Former Military President, General Ibrahim Badamasi Babangida, IBB, has taken a dig at the current administration saying those who served during his military regime were saints compared to the current level of corruption in Nigeria.

Babangida spoke in an interview with Trust TV on Sunday monitored by THE WHISTLER in Abuja.

Advertisement

Babangida, who’s hardly seen in public due to failing health, ruled Nigeria from 1985 to 1993 after a coup that ousted the military administration of current Nigerian President, Muhammadu Buhari.

He introduced controversial reforms, notably the Structural Adjustment Programme, which critics say sapped the country of key resources due to the austerity measures put in place by the International Monetary Funds, IMF and the World Bank.

His transition to civil rule programme led to an unending transition which culminated in the annulment of the June 12, 1993 Presidential election.

The election was widely believed to have been won by late Moshood Abiola of the Social Democratic Party, SDP.

Advertisement

The crisis precipitated by the annulment forced him to step aside, while Appointing late Earnest Shonekan as head of an interim government.
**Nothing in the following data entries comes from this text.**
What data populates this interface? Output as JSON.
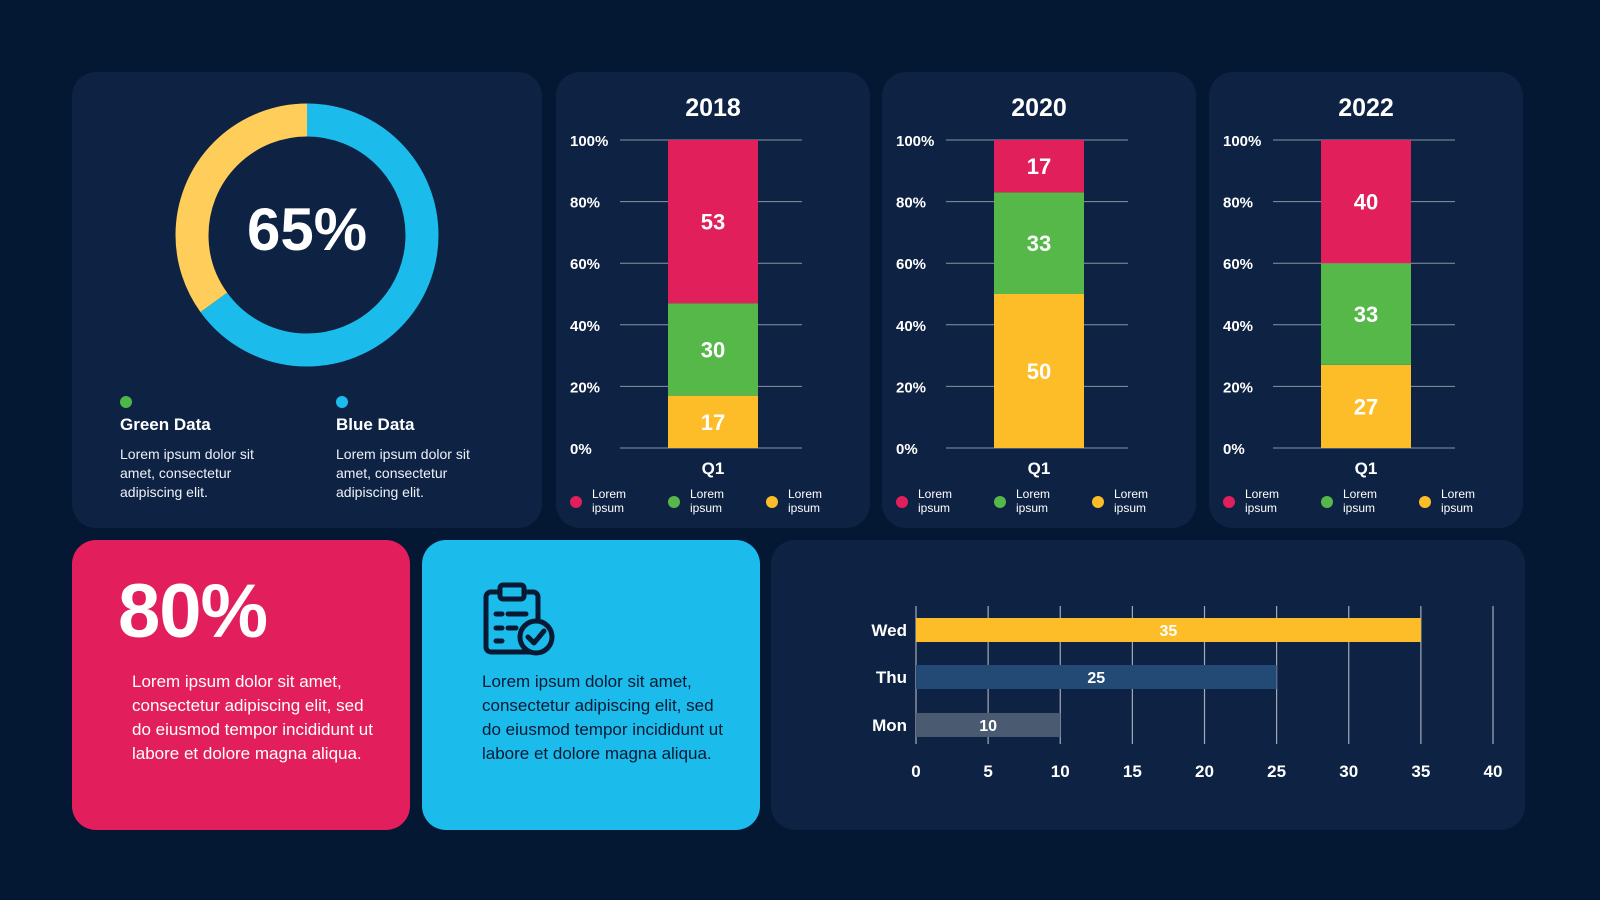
{
  "donut": {
    "center_label": "65%",
    "legend": [
      {
        "title": "Green Data",
        "description": "Lorem ipsum dolor sit amet, consectetur adipiscing elit.",
        "color": "#4db848"
      },
      {
        "title": "Blue Data",
        "description": "Lorem ipsum dolor sit amet, consectetur adipiscing elit.",
        "color": "#1bbcec"
      }
    ]
  },
  "pink_card": {
    "value": "80%",
    "text": "Lorem ipsum dolor sit amet, consectetur adipiscing elit, sed do eiusmod tempor incididunt ut labore et dolore magna aliqua.",
    "color": "#e21f5c"
  },
  "blue_card": {
    "icon": "clipboard-check-icon",
    "text": "Lorem ipsum dolor sit amet, consectetur adipiscing elit, sed do eiusmod tempor incididunt ut labore et dolore magna aliqua.",
    "color": "#1bbcec"
  },
  "chart_data": [
    {
      "type": "pie",
      "variant": "donut",
      "title": "",
      "slices": [
        {
          "value": 65,
          "color": "#1bbcec"
        },
        {
          "value": 35,
          "color": "#ffcd59"
        }
      ]
    },
    {
      "type": "bar",
      "stacked": true,
      "title": "2018",
      "categories": [
        "Q1"
      ],
      "ylim": [
        0,
        100
      ],
      "yticks": [
        "0%",
        "20%",
        "40%",
        "60%",
        "80%",
        "100%"
      ],
      "series": [
        {
          "name": "Lorem ipsum",
          "values": [
            17
          ],
          "color": "#fdbd28"
        },
        {
          "name": "Lorem ipsum",
          "values": [
            30
          ],
          "color": "#56b848"
        },
        {
          "name": "Lorem ipsum",
          "values": [
            53
          ],
          "color": "#e01f5b"
        }
      ]
    },
    {
      "type": "bar",
      "stacked": true,
      "title": "2020",
      "categories": [
        "Q1"
      ],
      "ylim": [
        0,
        100
      ],
      "yticks": [
        "0%",
        "20%",
        "40%",
        "60%",
        "80%",
        "100%"
      ],
      "series": [
        {
          "name": "Lorem ipsum",
          "values": [
            50
          ],
          "color": "#fdbd28"
        },
        {
          "name": "Lorem ipsum",
          "values": [
            33
          ],
          "color": "#56b848"
        },
        {
          "name": "Lorem ipsum",
          "values": [
            17
          ],
          "color": "#e01f5b"
        }
      ]
    },
    {
      "type": "bar",
      "stacked": true,
      "title": "2022",
      "categories": [
        "Q1"
      ],
      "ylim": [
        0,
        100
      ],
      "yticks": [
        "0%",
        "20%",
        "40%",
        "60%",
        "80%",
        "100%"
      ],
      "series": [
        {
          "name": "Lorem ipsum",
          "values": [
            27
          ],
          "color": "#fdbd28"
        },
        {
          "name": "Lorem ipsum",
          "values": [
            33
          ],
          "color": "#56b848"
        },
        {
          "name": "Lorem ipsum",
          "values": [
            40
          ],
          "color": "#e01f5b"
        }
      ]
    },
    {
      "type": "bar",
      "orientation": "horizontal",
      "title": "",
      "categories": [
        "Wed",
        "Thu",
        "Mon"
      ],
      "values": [
        35,
        25,
        10
      ],
      "colors": [
        "#fdbd28",
        "#234a74",
        "#4a5a70"
      ],
      "xlim": [
        0,
        40
      ],
      "xticks": [
        0,
        5,
        10,
        15,
        20,
        25,
        30,
        35,
        40
      ],
      "grid": true
    }
  ],
  "legend_colors_order": [
    "#e01f5b",
    "#56b848",
    "#fdbd28"
  ]
}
The Gulf War of 1991 led to sharp increase in oil prices with Nigeria making an excess of $12.4 billion, which remains unaccounted for under the Babangida regime.

But on Sunday, he said, “I sacked a governor for misappropriating N300,000. Now there are people — we read in the papers, thank God there are papers to read and social media and so on— who steal N2 billion, N3 billion and nobody is saying they are corrupt; only us because we are military, that is all.

“I still maintain that we are saints if you compare somebody who is accused of stealing N3 billion compare him against somebody with N300,000 then I think we are saints,” he averred.

He explained that he had a solution against corruption and suggested it but was neglected because it came from him.

Advertisement

He said,
“I sold an idea but because it came from me, nobody likes it, nobody will like to hear it:

“Identify areas of corruption and attack them from the source. I read in one of the newspapers where a judge was complaining that they are not well remunerated by the public and that is a sure source of corruption.

“Wherever you have a system where you have a lot of control there will be corruption.

“So what did we try to do? We got government not to be involved in things like production.

“Anything to do with ‘I have to come to you and you will always think you are doing me a favour, so maybe I should reciprocate it’; that is the sort of thing.

“And that is why we introduced freeing the economy; you don’t need a licence to be graded Grade A; your groundnut or cocoa or cotton or whatever it is.

Advertisement

“You don’t need to go to the Central Bank or to go to banks to get foreign exchange.

“There are Bureaux de Change. They set it up in market areas, where you can easily go and get it.

“So the sources of corruption has to be identified and attacked,” he said.